Not everyone is good at business != everyone in every role is just "winging it" (as the OP claimed)


I'm not talking about business or management.


I think the OP is speaking more strategically.

eg. When do you make the decision that it is the right time to build this kind of skyscraper or jumbo jet with this compliment of people etc...


I saw nothing in the OP's statement to clarify that context, nor have I seen it in any of the numerous other posts that repeat the same claim.

If there are a hundred non-obvious caveats, which people may even disagree on ... maybe it's not actually so wise?

At the very least, those who promote this claim should verify they're not confusing "use gut instinct when you have to make a judgement call" with "the entirety of coding, including iterating 1 to 100, is a judgement call".


I think these things are made in spite of people winging it. Everybody is doing the best they can, but we're all not going to get it right 100% of the time. Given that, there's processes and organizations in place to identify errors and correct them.


If you were running such a project, you would FEEL as though you're winging it all the time.


"It basically implies that you can ignore people who have blogs and podcasts. Seek out the unknown experts in your field."

Fully agree with this. But it seems not easy to find hidden gems. It takes time and energy to deliver what's in one's mind. Take this into account, what we can find is only a fraction of the real gems with lots of noises mixed with them. The best shot I can think of is to have some kind of small circle to exchange ideas and opinions. Another resource is reading books, I guess.

As for famous people's wisdom, they have way more access to information average people don't have. And the average quality is probably better. Just like what the artists do you mentioned, they do the same with information.


> But it seems not easy to find hidden gems.

Yup. Very glad to hear that you want the "hidden gems".

Finding them is a nutshell description of the purpose of my startup.

Thanks for the wording!


> Another resource is reading book

Absolutely. I've gotten high quality information from books. Sometimes it seems you gotta pay through the nose... but when you look at it, many of these books are refined down from the person's life in the field. That is pretty cool!

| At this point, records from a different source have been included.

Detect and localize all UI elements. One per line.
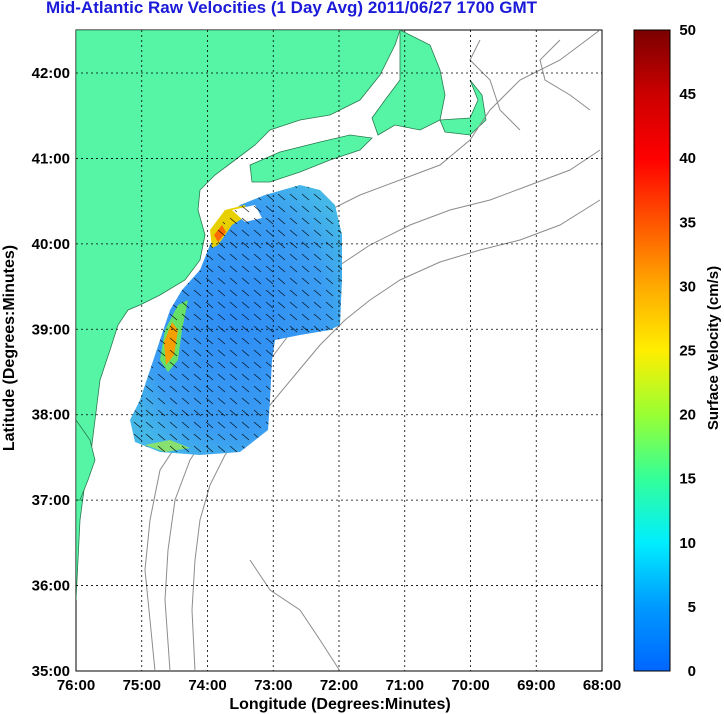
grid-lines bbox=[76, 30, 602, 671]
y-axis-ticks: 42:00 41:00 40:00 39:00 38:00 37:00 36:00 35:00 bbox=[32, 65, 70, 680]
colorbar-tick-label: 45 bbox=[679, 86, 696, 103]
y-tick-label: 35:00 bbox=[32, 663, 70, 680]
x-tick-label: 75:00 bbox=[123, 677, 161, 694]
x-tick-label: 74:00 bbox=[188, 677, 226, 694]
colorbar-tick-label: 35 bbox=[679, 214, 696, 231]
x-axis-ticks: 76:00 75:00 74:00 73:00 72:00 71:00 70:00 69:00… bbox=[57, 677, 621, 694]
colorbar-tick-label: 10 bbox=[679, 535, 696, 552]
x-axis-label: Longitude (Degrees:Minutes) bbox=[229, 696, 450, 713]
map-title: Mid-Atlantic Raw Velocities (1 Day Avg) … bbox=[46, 0, 537, 17]
x-tick-label: 76:00 bbox=[57, 677, 95, 694]
y-tick-label: 40:00 bbox=[32, 236, 70, 253]
colorbar-tick-label: 40 bbox=[679, 150, 696, 167]
x-tick-label: 72:00 bbox=[320, 677, 358, 694]
y-tick-label: 36:00 bbox=[32, 578, 70, 595]
colorbar bbox=[633, 29, 671, 672]
y-tick-label: 38:00 bbox=[32, 407, 70, 424]
colorbar-label: Surface Velocity (cm/s) bbox=[705, 266, 722, 430]
colorbar-tick-label: 20 bbox=[679, 407, 696, 424]
y-tick-label: 39:00 bbox=[32, 321, 70, 338]
x-tick-label: 73:00 bbox=[254, 677, 292, 694]
colorbar-tick-label: 25 bbox=[679, 343, 696, 360]
y-tick-label: 42:00 bbox=[32, 65, 70, 82]
colorbar-tick-label: 50 bbox=[679, 22, 696, 39]
colorbar-tick-label: 30 bbox=[679, 278, 696, 295]
colorbar-tick-label: 5 bbox=[688, 599, 696, 616]
x-tick-label: 70:00 bbox=[451, 677, 489, 694]
cape-cod bbox=[371, 30, 446, 136]
y-tick-label: 37:00 bbox=[32, 492, 70, 509]
delmarva bbox=[76, 419, 96, 501]
colorbar-tick-label: 15 bbox=[679, 471, 696, 488]
y-axis-label: Latitude (Degrees:Minutes) bbox=[1, 245, 18, 451]
colorbar-tick-label: 0 bbox=[688, 663, 696, 680]
x-tick-label: 71:00 bbox=[386, 677, 424, 694]
velocity-vectors bbox=[130, 185, 342, 455]
cape-cod-arm bbox=[439, 79, 487, 136]
x-tick-label: 68:00 bbox=[583, 677, 621, 694]
y-tick-label: 41:00 bbox=[32, 150, 70, 167]
x-tick-label: 69:00 bbox=[517, 677, 555, 694]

Practice is the key to getting better at everything. Ignore the concept of innate talent or gift. People who are good are good because they spent a lot of time practicing.

Very true. And even when it's not 100% true, we're better off pretending that it is. If you think you can learn something, you're much better off than if you think you can't. The latter attitude is self-fulfilling.


I like the practice bit. And if you enjoy something, and live it every day and do it all the time, you'll get good at it.

If you hate something, and you have to force yourself to do it, I wouldn't bother, and I'd look for something else to do.

That, and our whole system of fractional reserve banking is deeply flawed and is killing us, to the benefit of a greedy few.